For 2022, an 8.7% expansion of capacity is expected, followed by 8.2% growth in 2023.

Capital spending for fabs and equipment, expressed as a percent of semiconductor revenue, was at 25% in 2021, the highest rate since 2001 when the ratio was 26%. In the past, very high spending-to-sales ratios usually indicated too much capacity was being added and a market correction was coming soon.

In 2001, capacity utilization rates tumbled sharply from 2000 when chip demand crashed. However, in contrast to 2001, unit shipments in 2021 were very strong, resulting in a high overall utilization rate of nearly 94%.

The capex-to-sales ratio is forecast to remain high in 2022 as chip manufactures continue adding wafer capacity to address on-going shortages. Because of the depth and length of the shortages, there has been a revival in the global interest of building fabs.

Governments in countries that have spent the past decade de-emphasizing the business of making chips have renewed interests in providing incentives for companies to build fabs in their countries.

Naturally, the current elevated status of fab construction activity and flood of new fab construction plans raise some concern that too much capacity will be added in the next couple years, leading potentially to downward pricing pressure from supply exceeding demand.

However, Knometa Research partner IC Insights predicts good growth for IC unit demand in 2022 and 2023, followed by a lower but still positive increase in 2024.

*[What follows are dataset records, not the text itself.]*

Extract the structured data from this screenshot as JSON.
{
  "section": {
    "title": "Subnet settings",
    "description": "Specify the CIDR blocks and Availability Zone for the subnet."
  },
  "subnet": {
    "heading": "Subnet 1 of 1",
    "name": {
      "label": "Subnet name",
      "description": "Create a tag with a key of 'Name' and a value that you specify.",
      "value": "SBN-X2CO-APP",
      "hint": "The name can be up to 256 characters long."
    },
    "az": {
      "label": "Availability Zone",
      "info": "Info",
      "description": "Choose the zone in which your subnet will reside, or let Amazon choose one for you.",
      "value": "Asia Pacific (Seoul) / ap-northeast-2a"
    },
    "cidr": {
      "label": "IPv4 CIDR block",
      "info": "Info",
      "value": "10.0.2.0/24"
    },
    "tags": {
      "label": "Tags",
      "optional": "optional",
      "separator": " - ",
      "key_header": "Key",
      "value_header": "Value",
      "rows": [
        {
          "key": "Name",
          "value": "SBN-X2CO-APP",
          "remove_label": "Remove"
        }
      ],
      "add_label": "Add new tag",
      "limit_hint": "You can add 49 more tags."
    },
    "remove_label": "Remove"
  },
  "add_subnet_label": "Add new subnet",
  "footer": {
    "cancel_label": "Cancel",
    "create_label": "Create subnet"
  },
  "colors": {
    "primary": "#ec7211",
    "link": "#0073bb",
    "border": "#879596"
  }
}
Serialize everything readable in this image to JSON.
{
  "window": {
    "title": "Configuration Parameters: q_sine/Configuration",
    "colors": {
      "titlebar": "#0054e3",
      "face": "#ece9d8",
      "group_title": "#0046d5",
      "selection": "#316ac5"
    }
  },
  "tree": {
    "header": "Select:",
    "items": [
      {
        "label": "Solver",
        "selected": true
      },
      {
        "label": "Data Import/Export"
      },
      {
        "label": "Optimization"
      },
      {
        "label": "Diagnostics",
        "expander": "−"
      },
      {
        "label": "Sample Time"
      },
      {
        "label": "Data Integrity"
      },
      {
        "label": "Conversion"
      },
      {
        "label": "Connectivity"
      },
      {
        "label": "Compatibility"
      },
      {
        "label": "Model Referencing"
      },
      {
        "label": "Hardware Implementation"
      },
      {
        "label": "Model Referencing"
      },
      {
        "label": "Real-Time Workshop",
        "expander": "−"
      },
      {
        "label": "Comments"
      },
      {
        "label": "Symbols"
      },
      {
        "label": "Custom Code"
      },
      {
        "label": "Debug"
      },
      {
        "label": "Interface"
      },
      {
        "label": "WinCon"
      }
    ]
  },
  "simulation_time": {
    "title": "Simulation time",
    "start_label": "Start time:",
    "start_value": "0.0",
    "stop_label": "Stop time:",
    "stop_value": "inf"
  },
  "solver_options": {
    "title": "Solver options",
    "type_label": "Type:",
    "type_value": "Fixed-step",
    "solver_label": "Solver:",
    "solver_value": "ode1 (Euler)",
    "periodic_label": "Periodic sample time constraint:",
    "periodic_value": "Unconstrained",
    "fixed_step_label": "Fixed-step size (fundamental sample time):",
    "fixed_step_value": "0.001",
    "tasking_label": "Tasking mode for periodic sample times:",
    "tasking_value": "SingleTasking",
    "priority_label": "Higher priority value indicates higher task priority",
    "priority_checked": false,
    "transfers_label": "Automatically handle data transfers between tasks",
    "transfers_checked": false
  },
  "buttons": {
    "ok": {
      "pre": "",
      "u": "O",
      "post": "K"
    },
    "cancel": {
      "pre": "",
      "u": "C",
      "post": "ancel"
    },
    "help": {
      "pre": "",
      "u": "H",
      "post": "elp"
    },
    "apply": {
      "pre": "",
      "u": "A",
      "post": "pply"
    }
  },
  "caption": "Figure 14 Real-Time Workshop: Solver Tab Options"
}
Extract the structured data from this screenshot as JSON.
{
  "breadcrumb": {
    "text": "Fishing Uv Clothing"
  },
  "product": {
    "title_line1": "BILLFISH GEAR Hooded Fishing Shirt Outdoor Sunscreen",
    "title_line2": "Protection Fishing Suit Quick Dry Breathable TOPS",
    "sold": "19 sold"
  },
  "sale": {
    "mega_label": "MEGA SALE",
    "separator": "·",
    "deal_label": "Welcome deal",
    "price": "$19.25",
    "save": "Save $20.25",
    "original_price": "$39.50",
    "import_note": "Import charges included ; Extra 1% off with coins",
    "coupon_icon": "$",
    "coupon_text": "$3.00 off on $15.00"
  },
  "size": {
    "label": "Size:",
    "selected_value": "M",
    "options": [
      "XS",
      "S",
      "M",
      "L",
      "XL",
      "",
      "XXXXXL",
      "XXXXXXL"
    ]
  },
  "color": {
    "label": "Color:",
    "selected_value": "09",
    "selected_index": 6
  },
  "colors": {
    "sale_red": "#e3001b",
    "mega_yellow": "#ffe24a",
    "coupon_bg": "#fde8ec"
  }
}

A 5% decline in the IC average selling price in 2024 is forecast by IC Insights and a falling ASP is a sign of supply outstripping demand. However, unit shipments that year are still expected to increase 4%, resulting in a market contraction of just 2%. Furthermore, IC Insights is projecting a return to growth in 2025 and 2026.

Based on continuing healthy demand for integrated circuits and the fact that manufacturers are still working to address the vast shortage situations, the industry’s capacity current expansion plans do not seem overly excessive.